WASHINGTON: Secretary of State Mike Pompeo will press US efforts to curb immigration and counter Iran during a four-nation tour of Latin America, the State Department said Tuesday.
Pompeo on Sunday will stop in both Mexico and El Salvador as President Donald Trump takes controversial measures to deter and remove mostly Central American migrants who are seeking safety in the United States.
Under a new policy, the Trump administration is declaring ineligible for asylum most migrants who cross the US southern border through Mexico.
Under threat of US tariffs, Mexico last month agreed to take in migrants from violence-riven Guatemala, Honduras and El Salvador as the United States processes their claims.
But Mexican Foreign Minister Marcelo Ebrard, who negotiated last month's accord and will meet Pompeo in Mexico City, has voiced disagreement with the latest US moves, rejecting efforts to limit refuge for people who fear for their lives.
Pompeo will start his tour in Argentina where he will take part on Friday in a "counterterrorism ministerial" among Western Hemisphere nations.
The ministerial will commemorate the 25th anniversary of a bombing of a Jewish center in Buenos Aires that killed 85 people.
Argentina suspects the attack was carried out by the Lebanese Shiite militant movement Hezbollah, but efforts to question Iran, the group's primary sponsor, have been roiled by political interference and allegations of high-level corruption.

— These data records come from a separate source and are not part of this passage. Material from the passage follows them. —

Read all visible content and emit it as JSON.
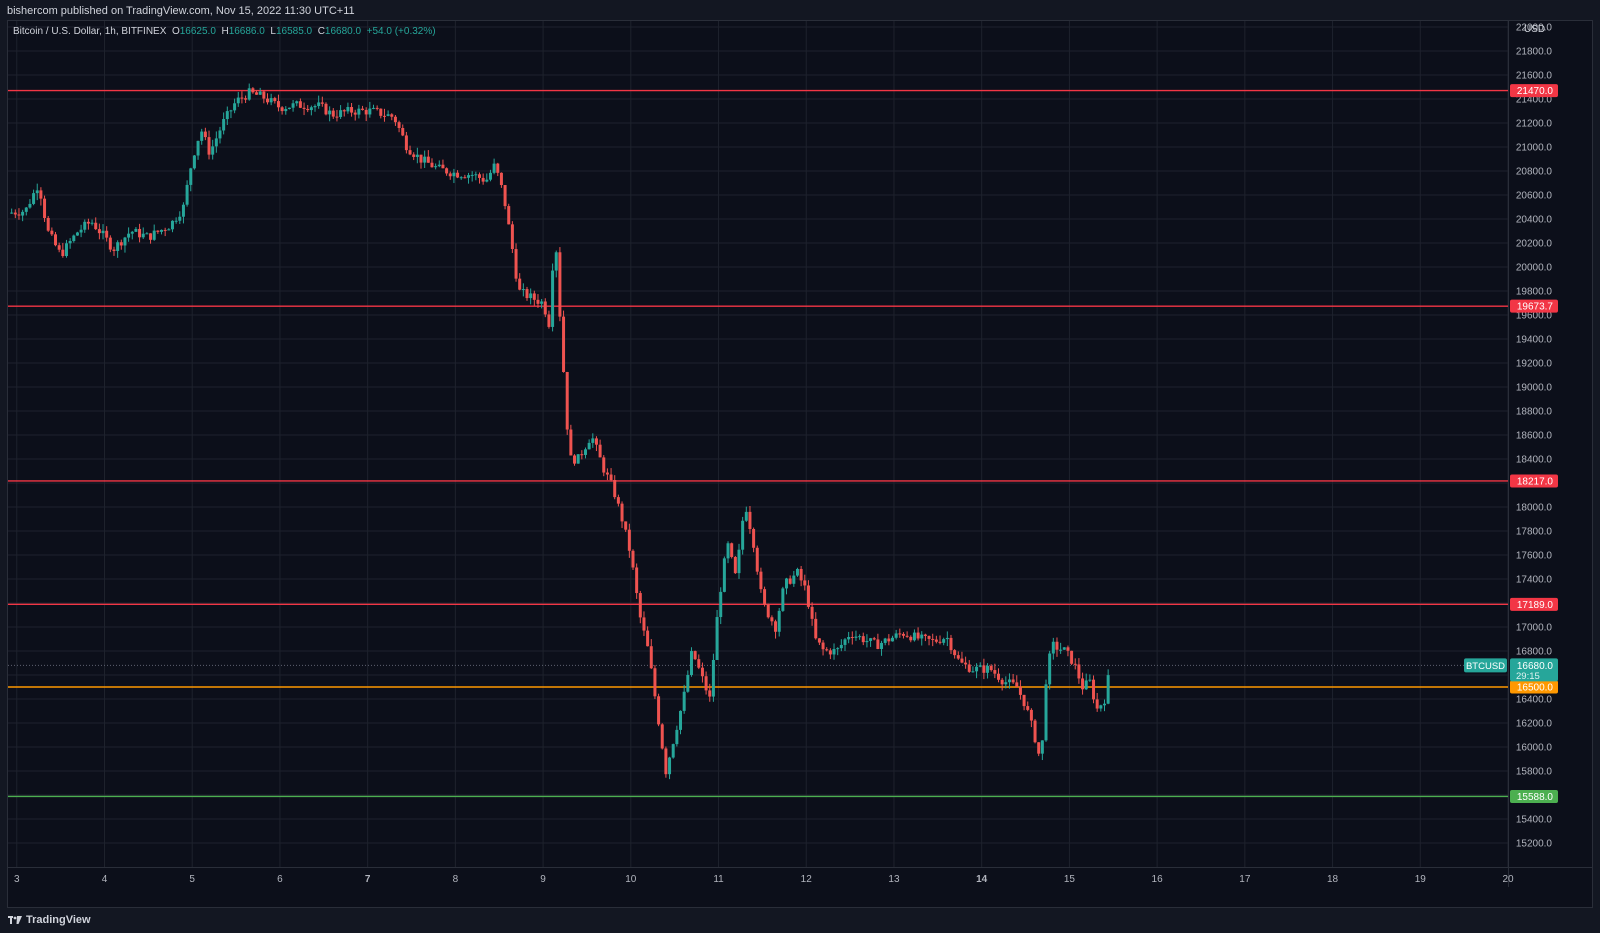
{
  "header": {
    "published_by": "bishercom published on TradingView.com, Nov 15, 2022 11:30 UTC+11"
  },
  "legend": {
    "symbol": "Bitcoin / U.S. Dollar, 1h, BITFINEX",
    "open_label": "O",
    "open_value": "16625.0",
    "high_label": "H",
    "high_value": "16686.0",
    "low_label": "L",
    "low_value": "16585.0",
    "close_label": "C",
    "close_value": "16680.0",
    "change": "+54.0 (+0.32%)"
  },
  "footer": {
    "brand": "TradingView"
  },
  "colors": {
    "background": "#0c0f1a",
    "up": "#26a69a",
    "down": "#ef5350",
    "resistance": "#f23645",
    "support_orange": "#ff9800",
    "support_green": "#4caf50",
    "grid": "#1e222d"
  },
  "chart_data": {
    "type": "candlestick",
    "currency": "USD",
    "x_ticks": [
      "3",
      "4",
      "5",
      "6",
      "7",
      "8",
      "9",
      "10",
      "11",
      "12",
      "13",
      "14",
      "15",
      "16",
      "17",
      "18",
      "19",
      "20"
    ],
    "bold_x_ticks": [
      "7",
      "14"
    ],
    "y_ticks": [
      "22000.0",
      "21800.0",
      "21600.0",
      "21400.0",
      "21200.0",
      "21000.0",
      "20800.0",
      "20600.0",
      "20400.0",
      "20200.0",
      "20000.0",
      "19800.0",
      "19600.0",
      "19400.0",
      "19200.0",
      "19000.0",
      "18800.0",
      "18600.0",
      "18400.0",
      "18200.0",
      "18000.0",
      "17800.0",
      "17600.0",
      "17400.0",
      "17200.0",
      "17000.0",
      "16800.0",
      "16600.0",
      "16400.0",
      "16200.0",
      "16000.0",
      "15800.0",
      "15600.0",
      "15400.0",
      "15200.0"
    ],
    "ylim": [
      15000,
      22050
    ],
    "xlim": [
      2.9,
      20.0
    ],
    "horizontal_lines": [
      {
        "value": 21470.0,
        "label": "21470.0",
        "color": "#f23645"
      },
      {
        "value": 19673.7,
        "label": "19673.7",
        "color": "#f23645"
      },
      {
        "value": 18217.0,
        "label": "18217.0",
        "color": "#f23645"
      },
      {
        "value": 17189.0,
        "label": "17189.0",
        "color": "#f23645"
      },
      {
        "value": 16500.0,
        "label": "16500.0",
        "color": "#ff9800"
      },
      {
        "value": 15588.0,
        "label": "15588.0",
        "color": "#4caf50"
      }
    ],
    "last_price": {
      "symbol": "BTCUSD",
      "value": "16680.0",
      "countdown": "29:15",
      "numeric": 16680
    },
    "price_path": [
      [
        2.9,
        20450
      ],
      [
        3.1,
        20470
      ],
      [
        3.25,
        20700
      ],
      [
        3.35,
        20300
      ],
      [
        3.5,
        20100
      ],
      [
        3.7,
        20300
      ],
      [
        3.85,
        20380
      ],
      [
        4.0,
        20250
      ],
      [
        4.1,
        20150
      ],
      [
        4.3,
        20300
      ],
      [
        4.5,
        20250
      ],
      [
        4.75,
        20350
      ],
      [
        4.9,
        20500
      ],
      [
        5.0,
        20900
      ],
      [
        5.1,
        21150
      ],
      [
        5.2,
        20950
      ],
      [
        5.35,
        21200
      ],
      [
        5.5,
        21380
      ],
      [
        5.65,
        21450
      ],
      [
        5.8,
        21420
      ],
      [
        6.0,
        21330
      ],
      [
        6.2,
        21350
      ],
      [
        6.45,
        21340
      ],
      [
        6.6,
        21270
      ],
      [
        6.8,
        21300
      ],
      [
        7.05,
        21300
      ],
      [
        7.3,
        21250
      ],
      [
        7.45,
        21000
      ],
      [
        7.6,
        20900
      ],
      [
        7.8,
        20820
      ],
      [
        8.0,
        20780
      ],
      [
        8.2,
        20770
      ],
      [
        8.35,
        20720
      ],
      [
        8.45,
        20850
      ],
      [
        8.55,
        20600
      ],
      [
        8.65,
        20150
      ],
      [
        8.72,
        19800
      ],
      [
        8.85,
        19750
      ],
      [
        9.0,
        19700
      ],
      [
        9.08,
        19500
      ],
      [
        9.13,
        20400
      ],
      [
        9.2,
        19500
      ],
      [
        9.3,
        18400
      ],
      [
        9.4,
        18400
      ],
      [
        9.55,
        18600
      ],
      [
        9.7,
        18300
      ],
      [
        9.8,
        18150
      ],
      [
        9.9,
        17900
      ],
      [
        10.0,
        17600
      ],
      [
        10.1,
        17100
      ],
      [
        10.2,
        16800
      ],
      [
        10.3,
        16300
      ],
      [
        10.4,
        15800
      ],
      [
        10.5,
        16100
      ],
      [
        10.6,
        16400
      ],
      [
        10.7,
        16800
      ],
      [
        10.8,
        16600
      ],
      [
        10.9,
        16400
      ],
      [
        11.0,
        17200
      ],
      [
        11.1,
        17700
      ],
      [
        11.2,
        17400
      ],
      [
        11.3,
        18050
      ],
      [
        11.4,
        17700
      ],
      [
        11.5,
        17200
      ],
      [
        11.65,
        17000
      ],
      [
        11.75,
        17350
      ],
      [
        11.9,
        17450
      ],
      [
        12.0,
        17300
      ],
      [
        12.1,
        16900
      ],
      [
        12.2,
        16800
      ],
      [
        12.35,
        16800
      ],
      [
        12.5,
        16950
      ],
      [
        12.65,
        16900
      ],
      [
        12.8,
        16850
      ],
      [
        12.95,
        16900
      ],
      [
        13.1,
        16950
      ],
      [
        13.3,
        16900
      ],
      [
        13.45,
        16880
      ],
      [
        13.6,
        16920
      ],
      [
        13.75,
        16700
      ],
      [
        13.9,
        16650
      ],
      [
        14.1,
        16650
      ],
      [
        14.25,
        16550
      ],
      [
        14.4,
        16500
      ],
      [
        14.5,
        16350
      ],
      [
        14.6,
        16100
      ],
      [
        14.68,
        15850
      ],
      [
        14.72,
        16500
      ],
      [
        14.8,
        16850
      ],
      [
        14.95,
        16800
      ],
      [
        15.05,
        16700
      ],
      [
        15.15,
        16500
      ],
      [
        15.25,
        16550
      ],
      [
        15.3,
        16300
      ],
      [
        15.4,
        16400
      ],
      [
        15.47,
        16680
      ]
    ]
  }
}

The State Department said that Pompeo -- who has made the fight against socialism in Latin America a top priority -- will also meet with Argentina's President Mauricio Macri, a center-right leader who is seen as facing a tough re-election fight in October.
Pompeo will travel on Saturday to Ecuador's commercial port of Guayaquil to meet President Lenin Moreno.
Relations with Washington have warmed since Ecuador evicted WikiLeaks founder Julian Assange from its London embassy, where he was holed up for nearly seven years as he sought to avoid extradition.
Pompeo will also make two stops on US soil.
He will visit Puerto Rico to meet State Department employees involved in the recovery from Hurricane Maria.
Pompeo, a West Point graduate, will end his trip next Monday with a speech in Orlando before the Veterans of Foreign Wars.